Despite a good start, 2012 has not seen any upturn in the German solar thermal industry, as latest figures show. Carsten Kuhlmann (in the middle) from the heating manufacturers association BDH expects a newly installed collector area of 1.2 million m², which would be 5 % less than in 2011. The number was part of Kuhlmann’s presentation at the Forum Solarpraxis, a conference in Berlin, Germany, at which scientists, associations and industry representatives discussed the future of solar heating and cooling at the end of November. The photo shows the German renewable energy journalist Dr. Detlef Koenemann (left) and moderator of the session and Jörg Mayer, Managing Director of the German solar industry association BSW Solar.
Kuhlmann’s 2012 estimate is based on monthly data between January and October. The decline in the sales of solar thermal systems is not a result of low sales in the German heating sector in general, as Kuhlmann points out. The overall sales figure for new heating systems in Germany has increased by 6 % between 2011 and 2012 (2012: 537,500 units). Kuhlmann, who frequently calls a solar collector “a must-have in any modern heating system”, expresses the number as the quotient of collector area per heating system: 2.0 m2 per heating system in 2011, 1.8 m2 per system in 2012. According to Kuhlmann, whenever total sales of solar collectors stagnate or shrink, it first affects the companies specialised in solar systems, as they sell many retrofit systems. Providers of complete heating systems, such as Viessmann, have not seen any of their solar thermal sales shrinking, he says. Kuhlmann is convinced that the average German installer has gotten the message. “It takes years to convince installers of changes, but once they accept them, the changes become sustainable,” he says.

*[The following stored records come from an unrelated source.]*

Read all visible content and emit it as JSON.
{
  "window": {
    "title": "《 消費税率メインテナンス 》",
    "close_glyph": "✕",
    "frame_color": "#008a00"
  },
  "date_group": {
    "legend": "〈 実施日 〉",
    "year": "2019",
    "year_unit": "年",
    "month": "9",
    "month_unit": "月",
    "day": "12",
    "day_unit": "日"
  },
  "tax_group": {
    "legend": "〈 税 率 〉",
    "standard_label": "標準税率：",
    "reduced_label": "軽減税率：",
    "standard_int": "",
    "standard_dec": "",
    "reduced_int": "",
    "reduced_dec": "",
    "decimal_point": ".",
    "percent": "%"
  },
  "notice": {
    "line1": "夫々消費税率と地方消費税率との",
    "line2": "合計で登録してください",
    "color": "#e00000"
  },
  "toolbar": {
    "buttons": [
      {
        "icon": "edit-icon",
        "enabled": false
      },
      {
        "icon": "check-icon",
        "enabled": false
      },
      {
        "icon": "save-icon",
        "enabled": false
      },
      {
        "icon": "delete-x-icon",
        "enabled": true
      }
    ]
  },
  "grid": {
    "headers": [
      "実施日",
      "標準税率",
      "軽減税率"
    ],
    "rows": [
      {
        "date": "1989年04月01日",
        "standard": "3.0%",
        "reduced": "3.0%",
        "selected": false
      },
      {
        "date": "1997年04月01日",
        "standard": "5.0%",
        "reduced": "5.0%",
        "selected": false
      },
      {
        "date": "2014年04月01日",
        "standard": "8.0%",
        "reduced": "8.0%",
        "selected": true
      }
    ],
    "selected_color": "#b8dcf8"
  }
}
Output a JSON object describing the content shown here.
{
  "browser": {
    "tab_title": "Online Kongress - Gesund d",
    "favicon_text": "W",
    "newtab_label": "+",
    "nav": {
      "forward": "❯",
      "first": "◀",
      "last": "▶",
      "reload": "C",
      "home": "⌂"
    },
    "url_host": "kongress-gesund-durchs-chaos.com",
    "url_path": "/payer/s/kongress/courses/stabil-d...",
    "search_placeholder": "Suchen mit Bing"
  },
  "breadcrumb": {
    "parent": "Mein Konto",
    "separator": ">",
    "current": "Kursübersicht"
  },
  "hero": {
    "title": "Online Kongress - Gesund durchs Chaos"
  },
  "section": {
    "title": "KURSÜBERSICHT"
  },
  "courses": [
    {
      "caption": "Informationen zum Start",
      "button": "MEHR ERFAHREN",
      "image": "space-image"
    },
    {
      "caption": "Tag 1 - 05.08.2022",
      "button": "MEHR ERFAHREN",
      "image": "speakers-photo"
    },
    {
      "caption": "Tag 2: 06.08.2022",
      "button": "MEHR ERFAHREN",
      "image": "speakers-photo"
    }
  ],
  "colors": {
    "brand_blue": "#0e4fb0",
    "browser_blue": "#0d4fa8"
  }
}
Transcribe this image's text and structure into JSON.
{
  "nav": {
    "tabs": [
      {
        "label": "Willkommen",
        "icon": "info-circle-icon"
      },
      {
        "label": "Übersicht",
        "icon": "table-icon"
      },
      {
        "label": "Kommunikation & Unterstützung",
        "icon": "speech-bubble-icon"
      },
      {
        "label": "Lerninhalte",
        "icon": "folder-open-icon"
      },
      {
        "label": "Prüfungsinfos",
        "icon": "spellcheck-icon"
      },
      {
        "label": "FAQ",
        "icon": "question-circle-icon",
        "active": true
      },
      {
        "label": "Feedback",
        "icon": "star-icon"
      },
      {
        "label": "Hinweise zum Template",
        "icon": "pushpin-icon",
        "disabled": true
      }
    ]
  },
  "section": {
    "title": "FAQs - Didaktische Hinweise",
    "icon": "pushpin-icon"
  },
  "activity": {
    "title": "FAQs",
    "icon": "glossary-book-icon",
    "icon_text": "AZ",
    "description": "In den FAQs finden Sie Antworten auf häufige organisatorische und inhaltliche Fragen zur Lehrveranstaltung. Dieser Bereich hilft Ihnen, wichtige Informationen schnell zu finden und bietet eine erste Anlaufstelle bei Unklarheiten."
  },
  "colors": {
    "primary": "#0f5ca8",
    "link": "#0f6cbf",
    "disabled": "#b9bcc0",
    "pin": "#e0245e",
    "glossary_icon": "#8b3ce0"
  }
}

One of the main market drivers has always been the oil price, which is currently at a record level. It, however, seems that the effect of it has lessened somewhat: Until 2010, the gas prices in Germany were directly linked to the oil price. In 2011 and 2012, oil prices have risen, but gas prices were at the same level in the first half of 2012 as they had been in 2008. The most popular heating source in Germany is gas anyway, and with the increasing price difference between oil and gas, more and more people are replacing their oil boilers with gas boilers.
To push solar thermal, the Federal Environment Ministry increased the subsidies for solar thermal systems (see news in August this year. The Bafa statistics showed the first effects of this increase in October: 3,600 people applied for subsidies for solar thermal systems, which was one third more than in September. Although there have not yet been any precise figures for November, Bafa confirms that applications increased last month as well. As small systems for single-family houses do no longer receive any subsidies, the figures reflect only part of the market.
The manufacturer statistics collected by associations BDH/BSW Solar do not look that positive: The collector area sales of 95,312 m2 in September represent an increase of 7 % compared to August, but were 23 % below the sales of September 2011. The sales in October of 93,381 m2 were 6.3 % below October 2011. Still, both associations stated in a press release at the end of October that they were expecting the market to grow over the next two months, driven by rising fuel prices and higher subsidies.
Consulting Engineer Dietmar Lange attributes the sales increase during the first months of this year to an upswing in the construction sector. He sees the fault for the currently low solar thermal sales partly in the pending tax rebates for building modernisation: In summer 2011, the German parliament had agreed on a corresponding law. As the law would affect state budgets, too, the Federal Council has to agree to enact it (see news for more information). To date, there has not been any agreement on the law, and it seems that there will not be one in the near future. Consequently, homeowners who are thinking about modernising their building and including a solar thermal system postpone their investments. In the not so unlikely case that no agreement can be reached, the federal government will discuss additional yearly subsidies of EUR 300 million – by far not enough, as the industry associations agree.